Gaia Knocks

Gaia knocks at the window.

I sit at my desk and stare into a screen of

chicken scratch letters on a snowy field. 

The keys feel like river pebbles rubbed smooth from eons of erosion. 

Beside me is a maple bowl turned by a local craftsman which holds my crystals —

Tree agate, Bloodstone, Selenite, Snowflake Obsidian,

Labradorite, Carnelian, Sodalite —

the vibrations of a million years of terrestrial pressure collecting dust while I

focus on work that will be forgotten tomorrow. 

I rub my hand across the laminated desk top and yearn for wood. 

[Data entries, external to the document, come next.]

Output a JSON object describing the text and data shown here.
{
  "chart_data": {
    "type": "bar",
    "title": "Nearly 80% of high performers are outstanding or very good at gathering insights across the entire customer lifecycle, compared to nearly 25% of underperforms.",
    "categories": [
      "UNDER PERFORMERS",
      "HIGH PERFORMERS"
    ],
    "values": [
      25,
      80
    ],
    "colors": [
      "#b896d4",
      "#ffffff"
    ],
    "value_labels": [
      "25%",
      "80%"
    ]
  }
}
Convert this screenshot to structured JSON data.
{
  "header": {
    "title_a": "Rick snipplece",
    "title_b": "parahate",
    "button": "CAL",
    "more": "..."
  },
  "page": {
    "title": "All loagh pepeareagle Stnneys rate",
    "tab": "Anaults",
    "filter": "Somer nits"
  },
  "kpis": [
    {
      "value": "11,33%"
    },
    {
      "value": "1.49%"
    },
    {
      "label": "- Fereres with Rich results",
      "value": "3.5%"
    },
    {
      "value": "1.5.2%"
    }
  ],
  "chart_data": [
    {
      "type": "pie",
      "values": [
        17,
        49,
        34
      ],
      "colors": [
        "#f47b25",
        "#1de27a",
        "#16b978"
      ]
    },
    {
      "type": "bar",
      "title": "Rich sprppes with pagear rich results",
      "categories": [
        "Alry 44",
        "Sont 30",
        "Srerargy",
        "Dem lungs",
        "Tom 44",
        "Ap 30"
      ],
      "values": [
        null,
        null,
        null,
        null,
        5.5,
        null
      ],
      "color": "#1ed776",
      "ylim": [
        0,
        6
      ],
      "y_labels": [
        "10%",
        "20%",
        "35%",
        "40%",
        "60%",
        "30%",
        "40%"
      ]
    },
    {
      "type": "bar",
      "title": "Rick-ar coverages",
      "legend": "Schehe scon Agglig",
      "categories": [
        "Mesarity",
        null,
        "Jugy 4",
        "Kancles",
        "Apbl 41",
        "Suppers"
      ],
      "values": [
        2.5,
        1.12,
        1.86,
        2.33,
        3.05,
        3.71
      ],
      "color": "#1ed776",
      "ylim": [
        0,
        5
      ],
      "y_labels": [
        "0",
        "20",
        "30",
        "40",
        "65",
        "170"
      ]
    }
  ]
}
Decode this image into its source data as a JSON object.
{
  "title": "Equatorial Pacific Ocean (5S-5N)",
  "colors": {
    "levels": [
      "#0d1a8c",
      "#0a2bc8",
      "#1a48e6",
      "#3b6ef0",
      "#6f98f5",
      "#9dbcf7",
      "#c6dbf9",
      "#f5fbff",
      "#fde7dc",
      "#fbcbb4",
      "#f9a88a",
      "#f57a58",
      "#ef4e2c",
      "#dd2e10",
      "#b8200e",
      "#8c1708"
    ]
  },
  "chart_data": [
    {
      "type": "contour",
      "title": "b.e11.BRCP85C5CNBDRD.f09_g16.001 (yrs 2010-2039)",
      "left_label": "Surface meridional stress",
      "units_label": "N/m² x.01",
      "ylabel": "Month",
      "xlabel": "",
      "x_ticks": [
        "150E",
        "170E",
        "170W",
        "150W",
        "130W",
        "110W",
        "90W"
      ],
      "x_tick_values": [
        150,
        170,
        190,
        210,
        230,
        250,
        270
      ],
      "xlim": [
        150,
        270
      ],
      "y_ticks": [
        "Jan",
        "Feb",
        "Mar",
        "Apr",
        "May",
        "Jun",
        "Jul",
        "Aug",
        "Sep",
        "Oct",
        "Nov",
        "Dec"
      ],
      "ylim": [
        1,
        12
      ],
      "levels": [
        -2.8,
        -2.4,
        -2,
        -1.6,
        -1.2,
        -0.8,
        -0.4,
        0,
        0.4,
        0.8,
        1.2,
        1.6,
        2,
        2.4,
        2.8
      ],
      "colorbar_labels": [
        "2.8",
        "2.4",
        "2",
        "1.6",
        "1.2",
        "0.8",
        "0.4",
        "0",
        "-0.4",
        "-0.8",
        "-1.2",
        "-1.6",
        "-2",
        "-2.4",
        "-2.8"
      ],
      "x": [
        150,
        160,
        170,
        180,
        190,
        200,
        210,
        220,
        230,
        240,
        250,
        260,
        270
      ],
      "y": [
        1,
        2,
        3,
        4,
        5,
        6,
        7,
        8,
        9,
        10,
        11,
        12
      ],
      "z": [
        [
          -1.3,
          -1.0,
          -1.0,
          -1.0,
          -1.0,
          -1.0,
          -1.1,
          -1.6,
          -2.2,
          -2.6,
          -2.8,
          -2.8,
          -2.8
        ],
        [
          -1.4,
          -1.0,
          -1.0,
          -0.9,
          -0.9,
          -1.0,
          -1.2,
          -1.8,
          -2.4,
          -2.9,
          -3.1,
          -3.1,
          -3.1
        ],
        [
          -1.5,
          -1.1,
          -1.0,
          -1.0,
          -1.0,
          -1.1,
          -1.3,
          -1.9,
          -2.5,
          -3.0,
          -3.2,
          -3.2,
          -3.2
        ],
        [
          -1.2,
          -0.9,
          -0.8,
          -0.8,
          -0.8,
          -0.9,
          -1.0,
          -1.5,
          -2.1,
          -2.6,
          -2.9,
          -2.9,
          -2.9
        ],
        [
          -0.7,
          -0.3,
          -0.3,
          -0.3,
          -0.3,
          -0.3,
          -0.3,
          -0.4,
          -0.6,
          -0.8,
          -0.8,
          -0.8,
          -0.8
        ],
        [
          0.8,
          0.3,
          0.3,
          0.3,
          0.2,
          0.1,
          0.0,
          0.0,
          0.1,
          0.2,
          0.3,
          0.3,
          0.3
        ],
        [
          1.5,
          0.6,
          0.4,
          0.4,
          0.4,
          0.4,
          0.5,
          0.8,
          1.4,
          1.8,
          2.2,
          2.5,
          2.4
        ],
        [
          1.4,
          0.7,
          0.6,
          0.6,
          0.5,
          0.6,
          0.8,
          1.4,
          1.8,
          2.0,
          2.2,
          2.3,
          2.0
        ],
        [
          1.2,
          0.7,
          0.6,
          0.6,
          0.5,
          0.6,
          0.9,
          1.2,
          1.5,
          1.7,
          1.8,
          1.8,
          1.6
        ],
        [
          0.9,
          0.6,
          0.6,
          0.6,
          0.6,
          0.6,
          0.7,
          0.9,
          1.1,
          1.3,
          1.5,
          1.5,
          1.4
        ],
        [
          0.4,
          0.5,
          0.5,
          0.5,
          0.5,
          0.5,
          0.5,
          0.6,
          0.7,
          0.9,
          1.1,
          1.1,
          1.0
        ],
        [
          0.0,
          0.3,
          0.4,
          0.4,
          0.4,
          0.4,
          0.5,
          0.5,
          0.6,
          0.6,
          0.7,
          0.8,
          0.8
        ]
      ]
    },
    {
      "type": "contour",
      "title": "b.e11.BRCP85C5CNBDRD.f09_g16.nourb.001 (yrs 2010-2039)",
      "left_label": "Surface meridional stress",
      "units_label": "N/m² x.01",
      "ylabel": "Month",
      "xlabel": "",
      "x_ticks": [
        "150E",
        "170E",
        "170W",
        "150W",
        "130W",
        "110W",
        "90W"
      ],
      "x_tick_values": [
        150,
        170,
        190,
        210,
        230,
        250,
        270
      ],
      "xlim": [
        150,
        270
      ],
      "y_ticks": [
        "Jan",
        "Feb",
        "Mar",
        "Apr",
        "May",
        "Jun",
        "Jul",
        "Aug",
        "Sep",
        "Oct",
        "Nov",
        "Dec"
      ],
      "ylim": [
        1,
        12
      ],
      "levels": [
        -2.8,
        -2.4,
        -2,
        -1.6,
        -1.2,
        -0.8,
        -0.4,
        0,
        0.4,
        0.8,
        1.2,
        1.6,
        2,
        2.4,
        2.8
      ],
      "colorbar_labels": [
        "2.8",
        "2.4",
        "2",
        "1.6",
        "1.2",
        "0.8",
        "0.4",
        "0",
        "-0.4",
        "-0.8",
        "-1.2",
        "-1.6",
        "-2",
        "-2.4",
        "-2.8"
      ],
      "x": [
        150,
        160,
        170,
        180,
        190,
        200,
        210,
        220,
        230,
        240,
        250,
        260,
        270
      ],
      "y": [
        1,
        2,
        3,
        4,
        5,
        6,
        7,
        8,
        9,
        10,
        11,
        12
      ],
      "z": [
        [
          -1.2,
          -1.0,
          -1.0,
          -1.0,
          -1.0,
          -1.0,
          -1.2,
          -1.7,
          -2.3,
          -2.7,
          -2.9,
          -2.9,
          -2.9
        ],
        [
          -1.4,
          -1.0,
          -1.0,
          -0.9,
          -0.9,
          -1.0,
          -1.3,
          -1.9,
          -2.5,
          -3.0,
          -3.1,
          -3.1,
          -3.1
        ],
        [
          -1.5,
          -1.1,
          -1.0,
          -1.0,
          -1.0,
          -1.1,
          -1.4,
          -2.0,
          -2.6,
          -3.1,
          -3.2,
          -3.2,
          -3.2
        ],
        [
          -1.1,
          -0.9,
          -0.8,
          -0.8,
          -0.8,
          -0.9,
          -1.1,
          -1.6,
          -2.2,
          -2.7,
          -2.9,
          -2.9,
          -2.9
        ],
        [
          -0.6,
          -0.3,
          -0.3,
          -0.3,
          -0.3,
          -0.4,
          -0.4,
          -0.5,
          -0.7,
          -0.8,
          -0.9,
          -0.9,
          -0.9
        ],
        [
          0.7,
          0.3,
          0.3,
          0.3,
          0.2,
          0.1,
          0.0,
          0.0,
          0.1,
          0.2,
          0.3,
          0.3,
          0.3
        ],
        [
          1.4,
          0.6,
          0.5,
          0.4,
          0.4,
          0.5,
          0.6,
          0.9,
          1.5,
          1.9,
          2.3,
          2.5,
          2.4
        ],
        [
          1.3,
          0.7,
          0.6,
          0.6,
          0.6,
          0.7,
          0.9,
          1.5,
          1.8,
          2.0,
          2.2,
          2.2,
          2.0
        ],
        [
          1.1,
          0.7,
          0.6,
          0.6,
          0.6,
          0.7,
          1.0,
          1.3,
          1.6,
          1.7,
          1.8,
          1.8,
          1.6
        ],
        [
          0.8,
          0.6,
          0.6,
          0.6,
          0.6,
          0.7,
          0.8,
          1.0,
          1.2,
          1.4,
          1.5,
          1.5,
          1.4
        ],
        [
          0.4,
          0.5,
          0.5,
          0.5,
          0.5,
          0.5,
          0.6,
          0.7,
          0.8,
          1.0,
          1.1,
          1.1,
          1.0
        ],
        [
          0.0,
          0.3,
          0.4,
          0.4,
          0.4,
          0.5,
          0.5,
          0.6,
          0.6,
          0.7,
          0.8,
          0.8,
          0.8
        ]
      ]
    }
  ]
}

I will get no splinters tonight. 

I have not seen the moon and could not tell you if it is

full or new, waxing or waning. 

Knowing that would have been the work of my ancestors,

those noble souls who built Stonehenge

and sang songs to Brighid

and marked their bodies with triple spirals

to honor maiden, mother, crone.

 

I sit at my desk, my back to the window,

and click-clack the chicken scratch.

Gaia knocks with a ping on the glass.

I respond without looking,

“We need the rain.”

Springing

First the daffodils.

Then the tulips.  Red, yellow, pink. 

Lettuce is crisping in the cool morning air.

The cucumber magnolia sends out tiny shoots at the end of each branch.

The sycamores will make a late grand entrance, but until then there are the oaks, hackberries, and redbuds getting back to business. 

The cedar and cyprus have held a green vigil through the dark death of winter, but now they catch the fever and dance a little perkier in the breeze. 

The pine will start new quills to write the lovesongs of robins and chickadees, bluejays and cardinals.

Lavender, oregano, and mint are suddenly alive again.  

Rosemary dresses up and puts on her perfume. 

Hyacinths are bursting blue.  

 

The wheel will turn and spring will

become summer

become fall

become winter.

          But today is spring,

And I am bursting blue.

Dirt-Worshipping Tree-Hugger

Every day, priests minutely examine the Dharma

And endlessly change complicated sutras.

Before doing that, though, they should learn how to read the love letters

     sent by the wind and the rain, the snow and the moon.

                                                               — Ikkyu

You may freely replace priests with ministers, rabbis, imams, gurus, or televangelists.

You may freely replace Dharma with Bible, Torah, Koran, or Bhagavad Gita.

You may freely replace sutras with commandments, verses, visions, prophesies, judgements or any other claim to know the mind and will of the universe.

Or you may just replace all the words ever known with those love letters from nature and be at peace.